Publié le 29 août 2014

FINANCE DURABLE

Boycott contre Israël : "Plus on en parle à l'étranger, moins c'est efficace"

L'intervention militaire israélienne a Gaza a relancé la campagne BDS - Boycott, désinvestissement, sanctions - en Europe. Le mouvement organise quotiennement des opérations chocs pour tenter de convaincre le public de ne plus consommer de produits israéliens. Pour Jacques Bendelac, économiste et chercheur en sciences sociales, ces actions ne peuvent pas contraindre le gouvernement israélien à rouvrir des négociations avec l'Autorité palestinienne.

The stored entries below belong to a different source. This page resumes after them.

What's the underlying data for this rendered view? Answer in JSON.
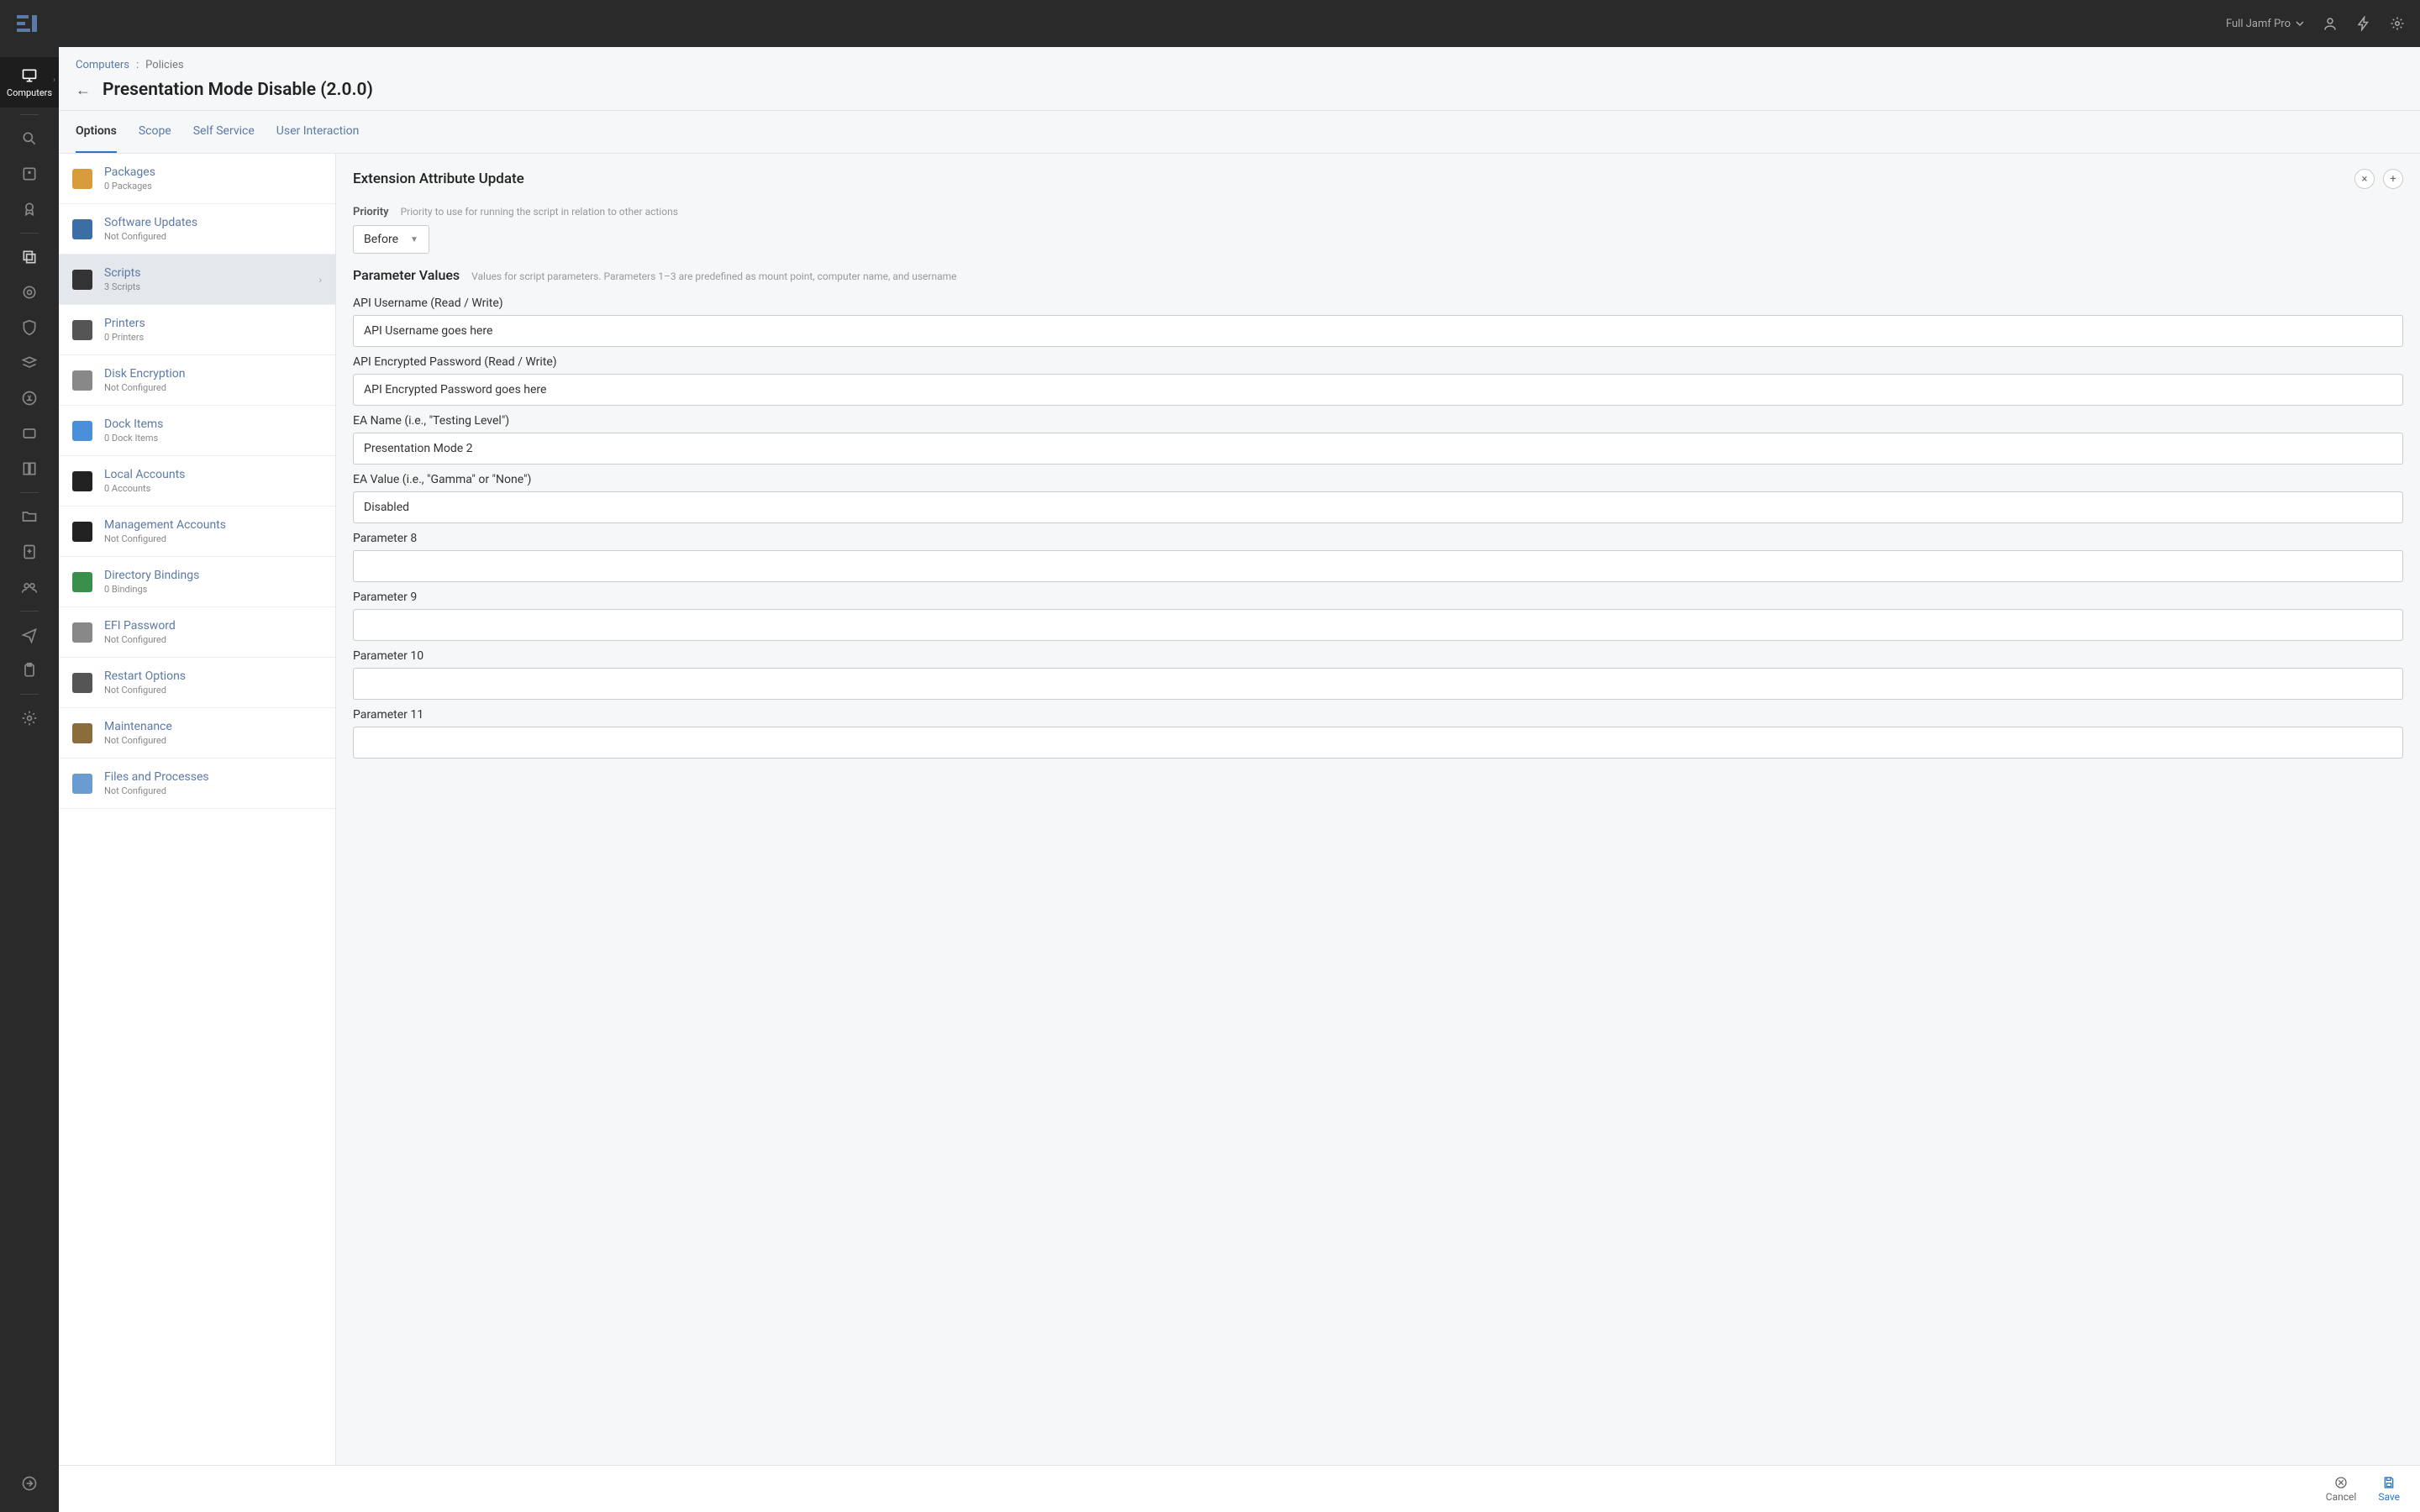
{
  "tenant": "Full Jamf Pro",
  "rail": {
    "active_label": "Computers"
  },
  "breadcrumb": {
    "root": "Computers",
    "sep": ":",
    "page": "Policies"
  },
  "title": "Presentation Mode Disable (2.0.0)",
  "tabs": {
    "options": "Options",
    "scope": "Scope",
    "self_service": "Self Service",
    "user_interaction": "User Interaction"
  },
  "payloads": [
    {
      "title": "Packages",
      "sub": "0 Packages"
    },
    {
      "title": "Software Updates",
      "sub": "Not Configured"
    },
    {
      "title": "Scripts",
      "sub": "3 Scripts"
    },
    {
      "title": "Printers",
      "sub": "0 Printers"
    },
    {
      "title": "Disk Encryption",
      "sub": "Not Configured"
    },
    {
      "title": "Dock Items",
      "sub": "0 Dock Items"
    },
    {
      "title": "Local Accounts",
      "sub": "0 Accounts"
    },
    {
      "title": "Management Accounts",
      "sub": "Not Configured"
    },
    {
      "title": "Directory Bindings",
      "sub": "0 Bindings"
    },
    {
      "title": "EFI Password",
      "sub": "Not Configured"
    },
    {
      "title": "Restart Options",
      "sub": "Not Configured"
    },
    {
      "title": "Maintenance",
      "sub": "Not Configured"
    },
    {
      "title": "Files and Processes",
      "sub": "Not Configured"
    }
  ],
  "detail": {
    "section_title": "Extension Attribute Update",
    "priority": {
      "label": "Priority",
      "hint": "Priority to use for running the script in relation to other actions",
      "value": "Before"
    },
    "param_values": {
      "heading": "Parameter Values",
      "hint": "Values for script parameters. Parameters 1–3 are predefined as mount point, computer name, and username"
    },
    "params": [
      {
        "label": "API Username (Read / Write)",
        "value": "API Username goes here"
      },
      {
        "label": "API Encrypted Password (Read / Write)",
        "value": "API Encrypted Password goes here"
      },
      {
        "label": "EA Name (i.e., \"Testing Level\")",
        "value": "Presentation Mode 2"
      },
      {
        "label": "EA Value (i.e., \"Gamma\" or \"None\")",
        "value": "Disabled"
      },
      {
        "label": "Parameter 8",
        "value": ""
      },
      {
        "label": "Parameter 9",
        "value": ""
      },
      {
        "label": "Parameter 10",
        "value": ""
      },
      {
        "label": "Parameter 11",
        "value": ""
      }
    ]
  },
  "footer": {
    "cancel": "Cancel",
    "save": "Save"
  },
  "payload_icons": {
    "Packages": "#d99c3b",
    "Software Updates": "#3a6ea5",
    "Scripts": "#333333",
    "Printers": "#555555",
    "Disk Encryption": "#888888",
    "Dock Items": "#4a90d9",
    "Local Accounts": "#222222",
    "Management Accounts": "#222222",
    "Directory Bindings": "#3a8f4a",
    "EFI Password": "#888888",
    "Restart Options": "#555555",
    "Maintenance": "#8a6d3b",
    "Files and Processes": "#6a9bd1"
  }
}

Manifestation à Londres, le 2 août 2014, d'activistes pro-palestiniens appelant au boycott d'Israël
© Terry Scott / Citizenside / AFP

La question du boycott à l'étranger des produits israéliens est-il une source de préoccupation pour le gouvernement israélien?

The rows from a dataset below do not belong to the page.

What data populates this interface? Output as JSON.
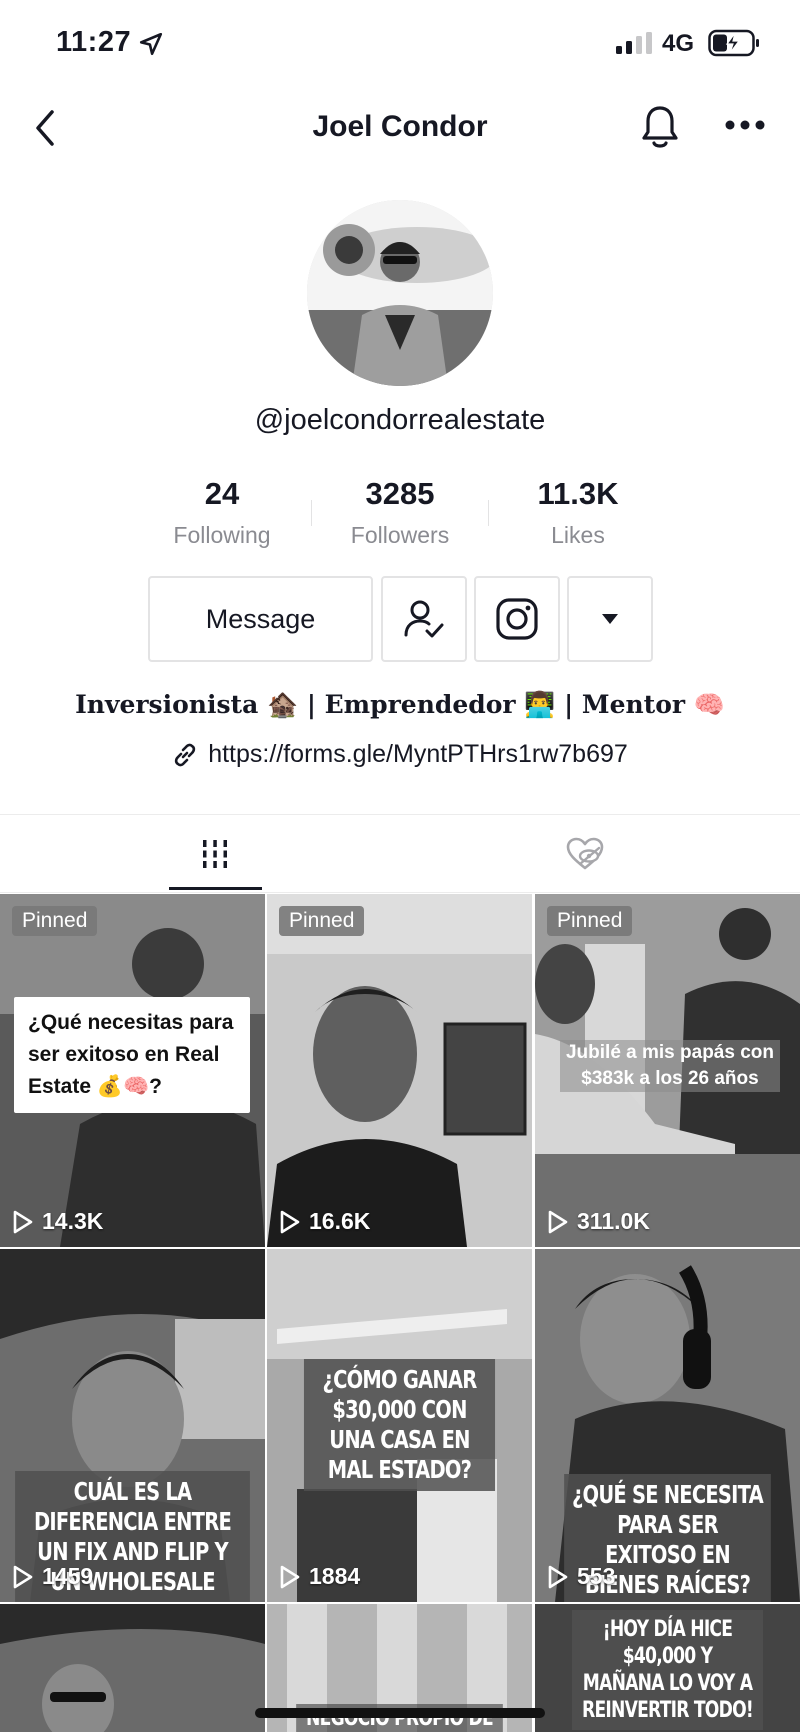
{
  "status": {
    "time": "11:27",
    "network": "4G"
  },
  "nav": {
    "title": "Joel Condor"
  },
  "profile": {
    "username": "@joelcondorrealestate",
    "stats": [
      {
        "value": "24",
        "label": "Following"
      },
      {
        "value": "3285",
        "label": "Followers"
      },
      {
        "value": "11.3K",
        "label": "Likes"
      }
    ],
    "message_label": "Message",
    "bio": "Inversionista 🏚️ | Emprendedor 👨‍💻 | Mentor 🧠",
    "link": "https://forms.gle/MyntPTHrs1rw7b697"
  },
  "videos": [
    {
      "pinned": "Pinned",
      "views": "14.3K",
      "caption": "¿Qué necesitas para ser exitoso en Real Estate 💰🧠?"
    },
    {
      "pinned": "Pinned",
      "views": "16.6K",
      "caption": ""
    },
    {
      "pinned": "Pinned",
      "views": "311.0K",
      "caption": "Jubilé a mis papás con $383k a los 26 años"
    },
    {
      "pinned": "",
      "views": "1459",
      "caption": "CUÁL ES LA DIFERENCIA ENTRE UN FIX AND FLIP Y UN WHOLESALE DEAL"
    },
    {
      "pinned": "",
      "views": "1884",
      "caption": "¿CÓMO GANAR $30,000 CON UNA CASA EN MAL ESTADO?"
    },
    {
      "pinned": "",
      "views": "553",
      "caption": "¿QUÉ SE NECESITA PARA SER EXITOSO EN BIENES RAÍCES?"
    },
    {
      "pinned": "",
      "views": "",
      "caption": ""
    },
    {
      "pinned": "",
      "views": "",
      "caption": "NEGOCIO PROPIO DE"
    },
    {
      "pinned": "",
      "views": "",
      "caption": "¡HOY DÍA HICE $40,000 Y MAÑANA LO VOY A REINVERTIR TODO!"
    }
  ],
  "icons": {
    "location": "location-arrow-icon",
    "back": "chevron-left-icon",
    "bell": "bell-icon",
    "more": "more-icon",
    "follow_status": "user-check-icon",
    "instagram": "instagram-icon",
    "dropdown": "caret-down-icon",
    "link": "link-icon",
    "videos_tab": "grid-icon",
    "liked_tab": "hidden-heart-icon",
    "play": "play-icon"
  }
}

Jacques Bendelac : Pas vraiment. Ces boycotts n'ont jamais pesé sur l'économie israélienne. Il n'ont jamais eu d'emprise ou de conséquences directes. C'est une menace qui plane depuis longtemps. Mais le pays dispose aujourd'hui de suffisamment de débouchés pour ne pas être inquiet.

 

A partir du 1er septembre, Israël n'exportera plus vers l'Union Européenne les volailles et les produits laitiers issus des colonies implantées en territoire palestinien. Cette décision ne marque-t-elle tout de même pas un tournant?

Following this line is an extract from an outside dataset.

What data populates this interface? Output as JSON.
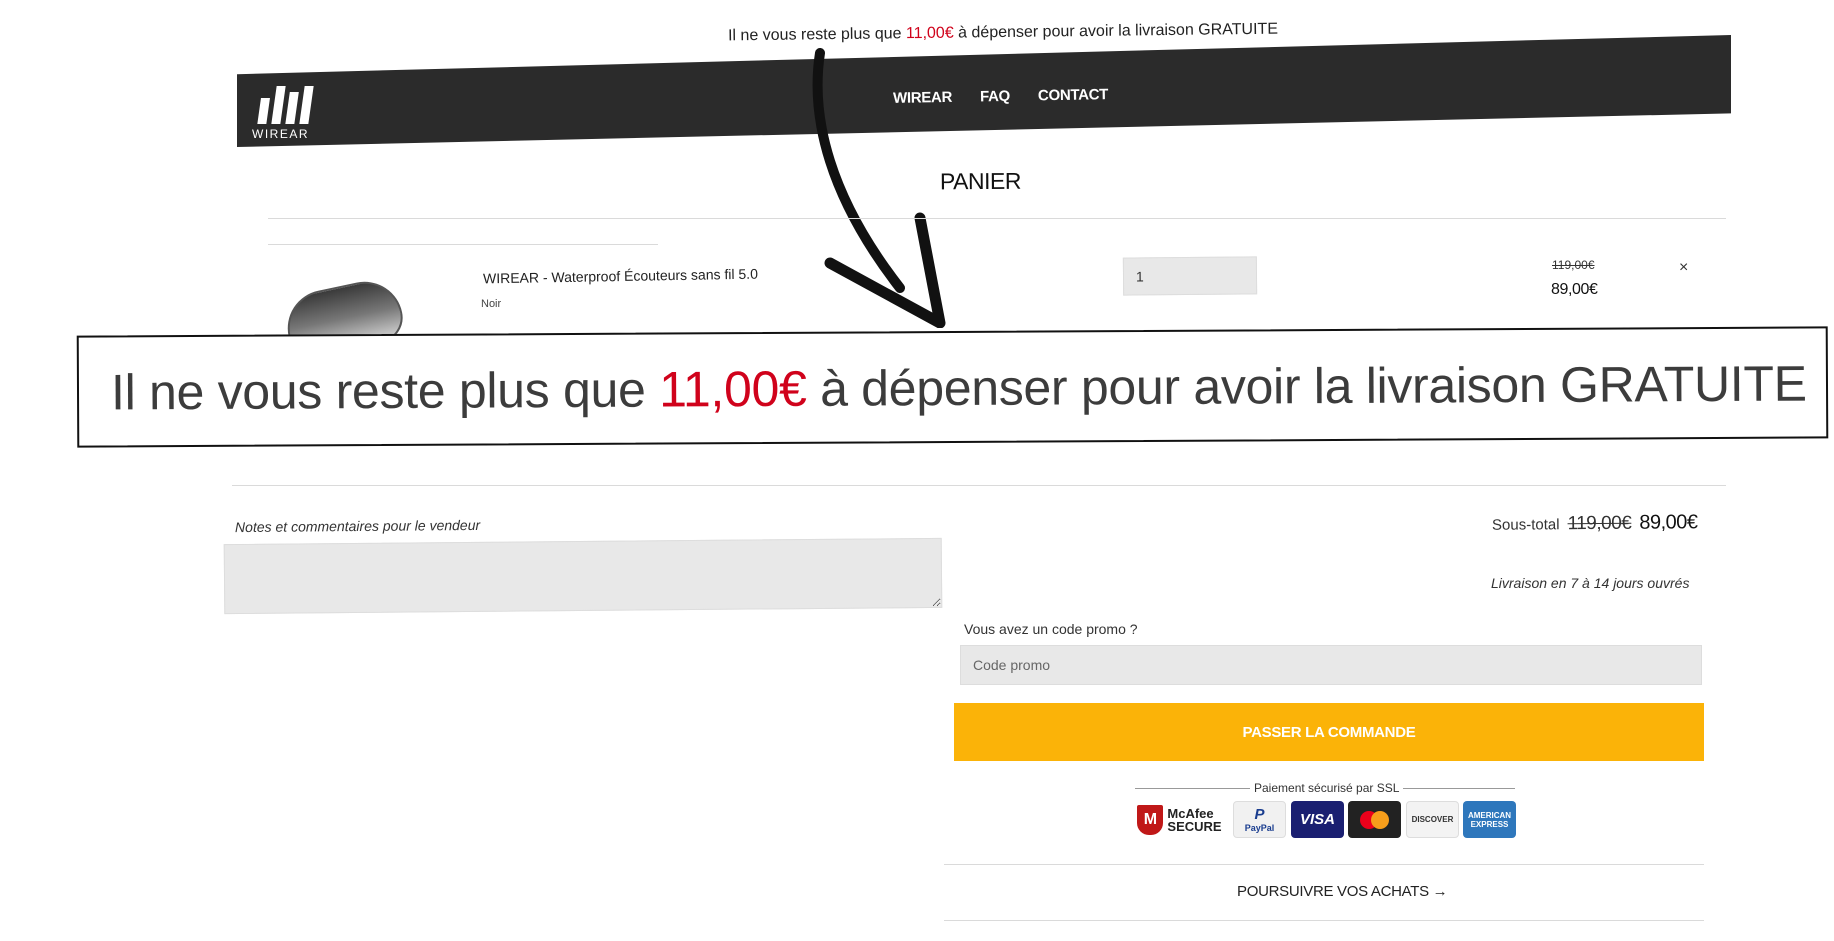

Oui, c'est un tournant. Mais uniquement symbolique. Je ne pense pas que cela aura des conséquences concrètes sur l'économie israélienne. Les montants en jeu ne sont pas très important. L'agriculture reste elle-même très marginale dans les exportations du pays.

Le gouvernement israélien ne croit pas au boycott

 

Parmi les mouvements qui appellent au boycott, certains appellent à ne plus consommer les produits israéliens dans leur ensemble. D'autres, veulent circonscrire le boycott aux produits issus des colonies en territoire occupé. Cette distinction est-elle pertinente?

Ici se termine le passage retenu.